Grief ends up tipping the scales not once but twice—first when Zauner’s mother is diagnosed with terminal cancer, and a second time when she dies. At first readers witness a defeated sort of transformation, one that we may have been able to anticipate—after the diagnosis, Zauner stops fighting and starts complying with her mother’s wishes, setting her artistic ambitions aside, putting effort into her appearance, which her mother has always criticized for being too unkempt, and even urgently marrying her boyfriend so that her mother can attend the wedding. The second transformation is much more striking. After her mother dies, Zauner connects intensely with her Korean heritage, and a strengthening bond with her roots encourages her to give up pursuing a career in music in exchange for a steady income. It is precisely at this moment that her band blows up, the essay she has written gets picked up, and she gets offered a book deal—her artistic aspirations are rekindled and affirmed by the world. It is as if, in death, her mother is nudging her toward the life she’s always dreamed of. From the ashes of all she’d lost—not only her mother, but her former self—she rises again in her truest form.

But grief can also inspire other, more destructive transformations. In The Sweet Hereafter, Russell Banks’s 1991 novel, a small working-class town in the Adirondacks is shaken by the death and severe injury of many of its children in a school bus accident. Told by four different narrators from four different points of view, the story reveals not only the unimaginable terror of losing one’s child but also all the other complicated emotions and ramifications of the event: the divorces, the dissociation, the skewed and rearranged family and community dynamics. As lawyers prowl the town for potential lawsuit plaintiffs, residents begin to turn against each other, driven by greed. Secrets lurk underneath the surface and lies percolate. As Dolores, the school bus driver, a beloved community staple who is ultimately chosen as the tragedy’s scapegoat, explains, the loss of its children transforms a town. Like a Jenga tower, it falters and quakes and threatens to collapse to the ground.

What sort of change this quake delivers varies by community member. For Dolores, it is as a marker of life coming to a close (“the end of childhood,” is how she describes it as feeling). In the months following the accident, she takes leave and begins running most of her errands in neighboring towns, hoping to someday be able to return home. Even as she seems to be accepted by the townspeople despite her perceived guilt, she acknowledges that an unbridgeable schism has opened up between them. For Billy Ansel, a Vietnam veteran and a widower who was already grappling with a barely manageable charge of grief, losing his twins in the accident pushes him beyond the edge of function. Friends and relatives reach out and beg him to seek treatment for his burgeoning substance use disorder, but he claims that he is beyond help. He has chosen not to live.

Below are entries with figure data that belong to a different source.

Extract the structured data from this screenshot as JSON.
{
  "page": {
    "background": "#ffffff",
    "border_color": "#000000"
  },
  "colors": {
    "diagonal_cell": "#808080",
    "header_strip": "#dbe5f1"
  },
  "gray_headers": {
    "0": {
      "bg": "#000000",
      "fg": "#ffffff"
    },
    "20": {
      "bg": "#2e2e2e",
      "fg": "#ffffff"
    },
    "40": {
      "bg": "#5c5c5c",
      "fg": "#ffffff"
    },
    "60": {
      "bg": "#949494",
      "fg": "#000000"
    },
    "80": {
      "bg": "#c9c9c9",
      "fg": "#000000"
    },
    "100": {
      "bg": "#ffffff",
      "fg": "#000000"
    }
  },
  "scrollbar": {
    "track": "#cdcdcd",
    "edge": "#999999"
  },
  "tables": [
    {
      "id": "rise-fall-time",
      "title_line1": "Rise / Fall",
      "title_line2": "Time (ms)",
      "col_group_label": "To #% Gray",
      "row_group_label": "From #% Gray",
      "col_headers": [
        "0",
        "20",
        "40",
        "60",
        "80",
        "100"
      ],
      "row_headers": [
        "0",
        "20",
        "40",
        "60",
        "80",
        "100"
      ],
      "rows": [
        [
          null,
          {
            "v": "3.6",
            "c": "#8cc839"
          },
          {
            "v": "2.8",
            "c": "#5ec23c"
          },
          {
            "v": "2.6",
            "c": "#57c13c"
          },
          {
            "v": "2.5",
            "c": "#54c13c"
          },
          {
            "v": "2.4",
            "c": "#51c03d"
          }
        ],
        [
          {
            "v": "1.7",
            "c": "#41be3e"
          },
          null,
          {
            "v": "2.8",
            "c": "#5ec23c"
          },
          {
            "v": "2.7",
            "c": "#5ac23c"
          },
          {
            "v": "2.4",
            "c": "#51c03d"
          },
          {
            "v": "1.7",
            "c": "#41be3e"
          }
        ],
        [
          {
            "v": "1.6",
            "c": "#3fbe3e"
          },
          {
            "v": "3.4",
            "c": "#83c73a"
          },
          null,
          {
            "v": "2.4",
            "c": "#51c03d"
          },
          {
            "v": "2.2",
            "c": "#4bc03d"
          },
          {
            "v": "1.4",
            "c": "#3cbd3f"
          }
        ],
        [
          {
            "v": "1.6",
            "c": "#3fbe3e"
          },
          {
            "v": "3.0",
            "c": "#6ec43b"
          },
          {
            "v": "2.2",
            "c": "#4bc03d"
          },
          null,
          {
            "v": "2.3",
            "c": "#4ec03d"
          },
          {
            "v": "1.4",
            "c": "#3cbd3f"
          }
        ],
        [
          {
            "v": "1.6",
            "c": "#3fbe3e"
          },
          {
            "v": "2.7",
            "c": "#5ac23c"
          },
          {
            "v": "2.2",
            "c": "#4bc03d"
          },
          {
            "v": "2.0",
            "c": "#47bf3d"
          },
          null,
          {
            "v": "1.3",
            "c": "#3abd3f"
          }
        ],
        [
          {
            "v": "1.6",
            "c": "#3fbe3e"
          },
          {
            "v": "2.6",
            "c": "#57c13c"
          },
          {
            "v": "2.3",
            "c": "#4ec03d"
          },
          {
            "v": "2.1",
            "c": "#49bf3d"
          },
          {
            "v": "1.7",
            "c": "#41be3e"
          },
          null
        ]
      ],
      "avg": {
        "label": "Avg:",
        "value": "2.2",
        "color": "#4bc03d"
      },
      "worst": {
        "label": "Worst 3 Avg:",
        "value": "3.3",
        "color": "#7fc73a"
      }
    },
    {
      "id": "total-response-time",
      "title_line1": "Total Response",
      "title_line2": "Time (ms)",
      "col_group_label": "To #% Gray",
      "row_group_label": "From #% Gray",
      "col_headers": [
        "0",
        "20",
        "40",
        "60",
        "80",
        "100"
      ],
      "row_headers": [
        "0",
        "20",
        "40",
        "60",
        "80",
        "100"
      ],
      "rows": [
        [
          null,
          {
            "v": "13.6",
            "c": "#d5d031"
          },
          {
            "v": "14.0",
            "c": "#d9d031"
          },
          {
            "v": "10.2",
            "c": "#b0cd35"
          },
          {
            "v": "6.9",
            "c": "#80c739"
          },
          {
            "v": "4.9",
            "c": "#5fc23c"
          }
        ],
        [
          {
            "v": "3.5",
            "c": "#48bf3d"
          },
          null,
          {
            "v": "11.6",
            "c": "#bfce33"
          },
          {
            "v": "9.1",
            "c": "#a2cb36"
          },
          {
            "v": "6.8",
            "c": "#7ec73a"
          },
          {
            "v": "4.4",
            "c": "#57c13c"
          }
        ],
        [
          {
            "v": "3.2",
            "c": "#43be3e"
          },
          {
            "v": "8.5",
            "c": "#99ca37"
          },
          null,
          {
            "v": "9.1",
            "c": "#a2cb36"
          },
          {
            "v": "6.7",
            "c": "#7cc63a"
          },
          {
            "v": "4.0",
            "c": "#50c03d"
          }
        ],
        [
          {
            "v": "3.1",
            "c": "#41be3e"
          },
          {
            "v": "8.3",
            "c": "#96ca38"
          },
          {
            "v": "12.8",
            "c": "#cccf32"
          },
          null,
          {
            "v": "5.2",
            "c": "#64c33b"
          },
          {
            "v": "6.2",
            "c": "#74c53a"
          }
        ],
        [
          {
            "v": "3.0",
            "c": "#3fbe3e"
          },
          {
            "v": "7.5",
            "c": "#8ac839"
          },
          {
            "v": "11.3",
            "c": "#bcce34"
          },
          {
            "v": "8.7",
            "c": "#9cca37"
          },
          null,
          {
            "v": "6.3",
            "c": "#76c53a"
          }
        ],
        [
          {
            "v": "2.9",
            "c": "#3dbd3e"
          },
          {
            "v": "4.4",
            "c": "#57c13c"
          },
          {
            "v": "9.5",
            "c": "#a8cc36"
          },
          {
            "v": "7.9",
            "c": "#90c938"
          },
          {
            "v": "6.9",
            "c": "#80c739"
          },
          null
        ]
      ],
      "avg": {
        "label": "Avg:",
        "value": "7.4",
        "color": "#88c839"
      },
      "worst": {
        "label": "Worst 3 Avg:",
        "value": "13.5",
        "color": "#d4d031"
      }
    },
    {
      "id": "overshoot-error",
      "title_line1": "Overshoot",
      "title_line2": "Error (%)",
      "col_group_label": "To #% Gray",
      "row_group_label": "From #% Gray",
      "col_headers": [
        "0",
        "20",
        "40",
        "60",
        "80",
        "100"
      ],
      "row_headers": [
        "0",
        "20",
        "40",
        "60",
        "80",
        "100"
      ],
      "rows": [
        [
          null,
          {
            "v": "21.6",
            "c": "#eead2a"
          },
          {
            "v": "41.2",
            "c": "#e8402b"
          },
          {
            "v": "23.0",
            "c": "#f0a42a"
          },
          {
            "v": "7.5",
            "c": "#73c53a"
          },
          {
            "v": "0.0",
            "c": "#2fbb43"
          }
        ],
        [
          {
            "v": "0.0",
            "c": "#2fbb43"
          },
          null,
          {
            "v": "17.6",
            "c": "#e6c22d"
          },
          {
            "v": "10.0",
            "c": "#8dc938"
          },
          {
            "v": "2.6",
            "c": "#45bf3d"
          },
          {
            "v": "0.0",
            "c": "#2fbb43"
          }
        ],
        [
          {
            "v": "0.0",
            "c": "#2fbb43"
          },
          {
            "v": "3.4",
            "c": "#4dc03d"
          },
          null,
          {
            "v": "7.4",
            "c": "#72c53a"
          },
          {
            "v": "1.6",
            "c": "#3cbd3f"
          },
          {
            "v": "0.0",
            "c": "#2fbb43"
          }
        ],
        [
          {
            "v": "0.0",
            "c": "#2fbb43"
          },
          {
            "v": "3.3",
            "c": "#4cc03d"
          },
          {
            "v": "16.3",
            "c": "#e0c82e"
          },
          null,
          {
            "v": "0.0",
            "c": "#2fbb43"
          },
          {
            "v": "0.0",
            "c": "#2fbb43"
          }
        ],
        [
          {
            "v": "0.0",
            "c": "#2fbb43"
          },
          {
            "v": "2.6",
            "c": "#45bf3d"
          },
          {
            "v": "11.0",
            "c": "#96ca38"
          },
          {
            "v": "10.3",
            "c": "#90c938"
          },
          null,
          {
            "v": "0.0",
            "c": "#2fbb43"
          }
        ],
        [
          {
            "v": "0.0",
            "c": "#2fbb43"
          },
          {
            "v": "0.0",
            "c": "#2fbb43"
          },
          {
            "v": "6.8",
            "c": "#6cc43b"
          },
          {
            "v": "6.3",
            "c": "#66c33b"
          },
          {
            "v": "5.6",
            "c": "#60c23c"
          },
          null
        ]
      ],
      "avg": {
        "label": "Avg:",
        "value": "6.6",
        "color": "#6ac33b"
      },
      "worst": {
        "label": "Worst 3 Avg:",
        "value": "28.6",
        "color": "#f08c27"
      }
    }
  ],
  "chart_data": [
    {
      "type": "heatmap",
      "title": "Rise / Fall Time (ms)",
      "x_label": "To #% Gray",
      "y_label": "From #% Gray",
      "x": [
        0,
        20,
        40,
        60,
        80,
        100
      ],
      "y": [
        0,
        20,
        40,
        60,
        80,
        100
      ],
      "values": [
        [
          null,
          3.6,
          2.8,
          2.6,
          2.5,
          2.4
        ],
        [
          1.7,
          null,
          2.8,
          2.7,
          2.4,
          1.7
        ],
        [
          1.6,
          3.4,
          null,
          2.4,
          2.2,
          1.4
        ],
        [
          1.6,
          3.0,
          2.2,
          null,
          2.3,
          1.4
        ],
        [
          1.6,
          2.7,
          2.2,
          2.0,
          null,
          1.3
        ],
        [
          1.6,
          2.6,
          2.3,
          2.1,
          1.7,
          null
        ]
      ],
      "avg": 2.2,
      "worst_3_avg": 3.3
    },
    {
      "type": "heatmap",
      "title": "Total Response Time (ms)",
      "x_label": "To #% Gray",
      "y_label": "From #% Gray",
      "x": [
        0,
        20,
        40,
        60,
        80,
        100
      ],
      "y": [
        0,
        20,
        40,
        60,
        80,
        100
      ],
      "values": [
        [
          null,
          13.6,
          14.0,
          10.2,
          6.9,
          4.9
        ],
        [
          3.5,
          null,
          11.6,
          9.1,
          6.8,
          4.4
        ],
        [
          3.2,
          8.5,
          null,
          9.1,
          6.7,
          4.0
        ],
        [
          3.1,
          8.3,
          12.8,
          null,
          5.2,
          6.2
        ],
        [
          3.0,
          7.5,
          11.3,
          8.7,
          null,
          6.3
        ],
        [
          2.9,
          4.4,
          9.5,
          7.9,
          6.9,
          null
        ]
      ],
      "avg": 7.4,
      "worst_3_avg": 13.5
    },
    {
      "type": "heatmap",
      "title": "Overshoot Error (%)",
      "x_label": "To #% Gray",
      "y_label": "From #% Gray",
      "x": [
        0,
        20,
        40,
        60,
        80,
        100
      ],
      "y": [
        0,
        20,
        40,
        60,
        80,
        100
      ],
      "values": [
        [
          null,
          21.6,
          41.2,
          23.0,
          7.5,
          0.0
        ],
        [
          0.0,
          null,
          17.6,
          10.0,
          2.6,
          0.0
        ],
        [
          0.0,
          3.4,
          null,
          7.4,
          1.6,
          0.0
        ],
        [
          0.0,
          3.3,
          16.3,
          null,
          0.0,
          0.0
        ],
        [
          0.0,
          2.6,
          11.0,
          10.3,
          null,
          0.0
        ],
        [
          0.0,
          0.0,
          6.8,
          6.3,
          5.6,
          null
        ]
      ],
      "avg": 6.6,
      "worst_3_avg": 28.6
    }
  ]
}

Perhaps most astonishing is the change that shifts the life of Nichole Burnell, a gorgeous high schooler and the town sweetheart, for whom everybody dreamed up a glowing future, and whom the accident left permanently disabled. Nichole soon recognizes the power her disability holds: the sexual abuse she suffers by her father comes to an end, and she becomes untouchable in the eyes of her toxic family. When she decides to lie in her deposition in order to pin the blame for the accident on Dolores, thus putting an end to the snowballing lawsuits, her father is powerless to argue with her, indebted to the secret she holds over him. Though at first she feels that the sight of her inspires pity and sorrow in people, a living reminder of all the children they have lost, Nichole soon begins to view her changed condition as an inauguration into power. Through loss, Nichole has found control.

In both of these books, unfathomable loss catapults people into unknown realms of pain and lonesomeness. But in both of them, with time, trauma also leads them back to some form of home—to a self they had always contained but almost forgotten.